Zlín is more than a Czech town with interesting old buildings. It is a place where the radical design ideas of the 1930s — standardization, functionalism, user-centered planning — found physical expression in an entire city, and where those same ideas have been revived and reinterpreted for the 21st century. The bridge between these two eras was built, fittingly, through design itself: through adaptive reuse, education, cultural programming, and a community that understands its identity is inseparable from its built environment. For anyone interested in how architecture shapes culture across generations, Zlín remains one of the most compelling examples in Europe.

FAQ

What is Zlín, Czech Republic, known for?

Zlín is known for its extraordinary collection of functionalist architecture built by the Baťa shoe company in the 1920s and 1930s. The town’s grid layout, skyscraper, factory complexes, and worker housing represent one of the most complete examples of early modernist urban planning in the world.

Who designed the Baťa buildings in Zlín?

The primary architects were František Lýdia Gahura and Vladimír Karfík, who worked under the direction of Tomáš Baťa. They drew on functionalist and modernist principles to create a cohesive urban environment designed around industrial production and workers’ quality of life.

What is Zlín Design Week?

Zlín Design Week is an annual international design festival held in the town, typically staging exhibitions and events within the historic Baťa buildings. It has become one of the leading design festivals in Central Europe and plays a key role in connecting Zlín’s industrial heritage with contemporary design culture.
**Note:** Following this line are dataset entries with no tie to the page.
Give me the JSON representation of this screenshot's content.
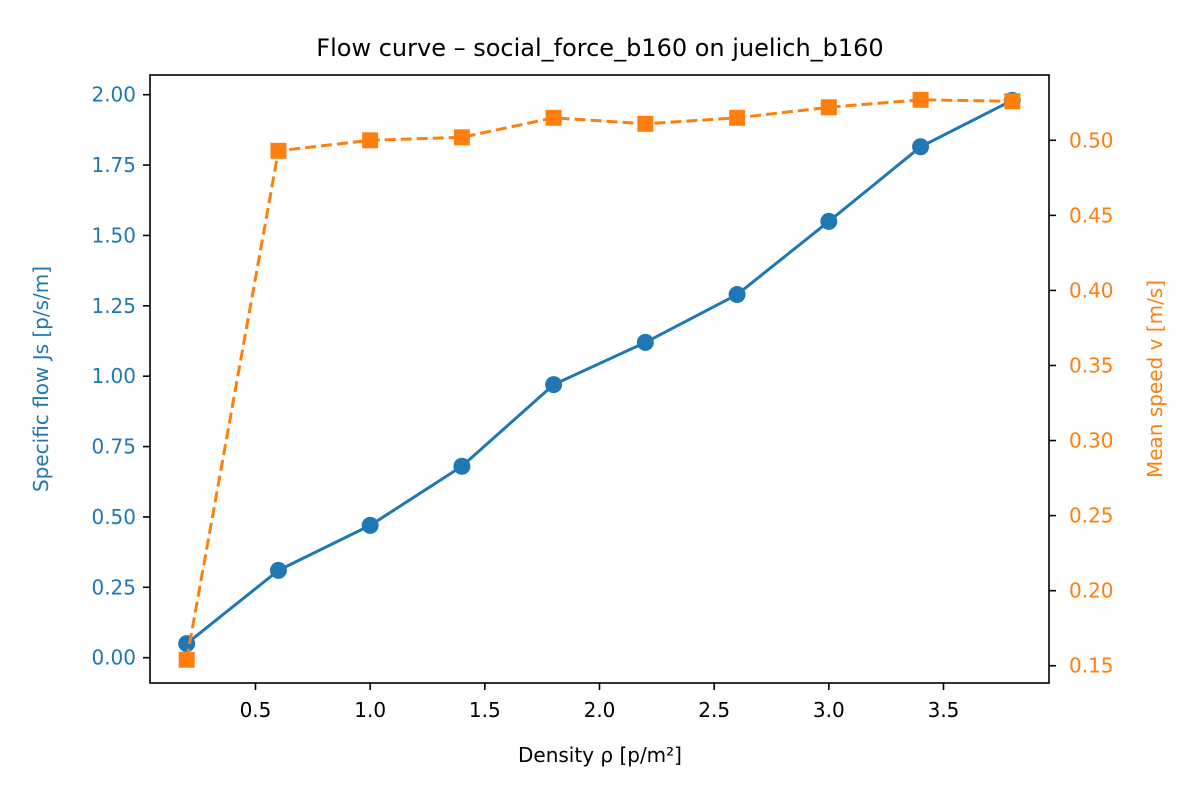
{
  "chart_data": {
    "type": "line",
    "title": "Flow curve – social_force_b160 on juelich_b160",
    "xlabel": "Density ρ [p/m²]",
    "ylabel_left": "Specific flow Js [p/s/m]",
    "ylabel_right": "Mean speed v [m/s]",
    "xlim": [
      0.04,
      3.96
    ],
    "ylim_left": [
      -0.09,
      2.07
    ],
    "ylim_right": [
      0.1385,
      0.5435
    ],
    "x_ticks": [
      "0.5",
      "1.0",
      "1.5",
      "2.0",
      "2.5",
      "3.0",
      "3.5"
    ],
    "y_left_ticks": [
      "0.00",
      "0.25",
      "0.50",
      "0.75",
      "1.00",
      "1.25",
      "1.50",
      "1.75",
      "2.00"
    ],
    "y_right_ticks": [
      "0.15",
      "0.20",
      "0.25",
      "0.30",
      "0.35",
      "0.40",
      "0.45",
      "0.50"
    ],
    "x": [
      0.2,
      0.6,
      1.0,
      1.4,
      1.8,
      2.2,
      2.6,
      3.0,
      3.4,
      3.8
    ],
    "series": [
      {
        "axis": "left",
        "color": "#1f77b4",
        "marker": "circle",
        "linestyle": "solid",
        "values": [
          0.05,
          0.31,
          0.47,
          0.68,
          0.97,
          1.12,
          1.29,
          1.55,
          1.815,
          1.98
        ]
      },
      {
        "axis": "right",
        "color": "#ff7f0e",
        "marker": "square",
        "linestyle": "dashed",
        "values": [
          0.154,
          0.493,
          0.5,
          0.502,
          0.515,
          0.511,
          0.515,
          0.522,
          0.527,
          0.526
        ]
      }
    ],
    "grid": false,
    "legend": "none"
  }
}
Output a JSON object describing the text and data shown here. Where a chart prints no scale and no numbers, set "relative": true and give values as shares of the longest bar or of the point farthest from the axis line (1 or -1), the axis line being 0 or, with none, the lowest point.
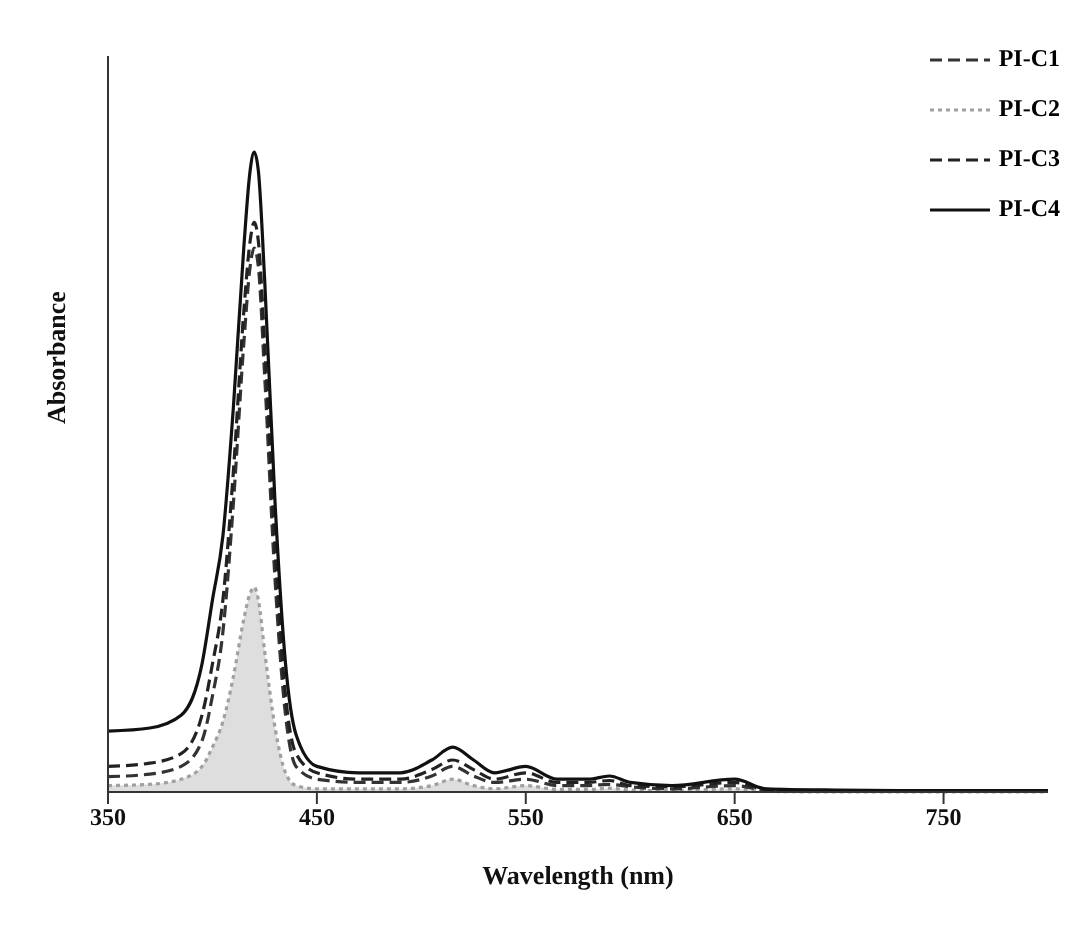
{
  "chart_data": {
    "type": "line",
    "relative": true,
    "xlabel": "Wavelength (nm)",
    "ylabel": "Absorbance",
    "x": [
      350,
      370,
      385,
      395,
      400,
      405,
      410,
      415,
      418,
      420,
      422,
      425,
      430,
      435,
      440,
      450,
      470,
      490,
      505,
      515,
      525,
      535,
      550,
      565,
      580,
      590,
      600,
      620,
      650,
      665,
      700,
      750,
      800
    ],
    "xlim": [
      350,
      800
    ],
    "xticks": [
      350,
      450,
      550,
      650,
      750
    ],
    "legend": "top right",
    "grid": false,
    "series": [
      {
        "name": "PI-C1",
        "color": "#333333",
        "line_style": "dashed",
        "values": [
          0.024,
          0.028,
          0.04,
          0.08,
          0.15,
          0.25,
          0.45,
          0.7,
          0.82,
          0.85,
          0.82,
          0.65,
          0.33,
          0.12,
          0.04,
          0.02,
          0.015,
          0.015,
          0.025,
          0.04,
          0.025,
          0.015,
          0.02,
          0.01,
          0.01,
          0.012,
          0.008,
          0.005,
          0.01,
          0.003,
          0.001,
          0.001,
          0.001
        ]
      },
      {
        "name": "PI-C2",
        "color": "#a0a0a0",
        "type": "area",
        "line_style": "dotted",
        "values": [
          0.01,
          0.012,
          0.02,
          0.04,
          0.07,
          0.11,
          0.18,
          0.27,
          0.31,
          0.32,
          0.3,
          0.22,
          0.1,
          0.03,
          0.01,
          0.005,
          0.005,
          0.005,
          0.01,
          0.02,
          0.01,
          0.005,
          0.01,
          0.004,
          0.004,
          0.006,
          0.003,
          0.002,
          0.005,
          0.001,
          0,
          0,
          0
        ]
      },
      {
        "name": "PI-C3",
        "color": "#222222",
        "line_style": "dashed",
        "values": [
          0.04,
          0.045,
          0.06,
          0.12,
          0.2,
          0.3,
          0.5,
          0.75,
          0.86,
          0.89,
          0.86,
          0.7,
          0.38,
          0.15,
          0.06,
          0.03,
          0.02,
          0.02,
          0.035,
          0.05,
          0.035,
          0.02,
          0.03,
          0.015,
          0.015,
          0.018,
          0.01,
          0.008,
          0.015,
          0.004,
          0.002,
          0.001,
          0.001
        ]
      },
      {
        "name": "PI-C4",
        "color": "#111111",
        "line_style": "solid",
        "values": [
          0.095,
          0.1,
          0.12,
          0.2,
          0.3,
          0.4,
          0.6,
          0.85,
          0.97,
          1.0,
          0.97,
          0.8,
          0.45,
          0.2,
          0.09,
          0.04,
          0.03,
          0.03,
          0.05,
          0.07,
          0.05,
          0.03,
          0.04,
          0.02,
          0.02,
          0.025,
          0.015,
          0.01,
          0.02,
          0.005,
          0.003,
          0.002,
          0.002
        ]
      }
    ]
  }
}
Can you visit the Baťa buildings in Zlín?

Yes, many of the Baťa buildings are open to the public or have been repurposed as cultural spaces, galleries, and offices. The Baťa Skyscraper houses the Baťa Institute, and architectural walking tours are available through local guides and tourism organizations.

Is Zlín a UNESCO World Heritage Site?

As of 2026, Zlín has been on tentative lists for UNESCO recognition for its modernist architectural heritage. Advocacy efforts continue, and the town has received growing international attention from architectural preservation organizations.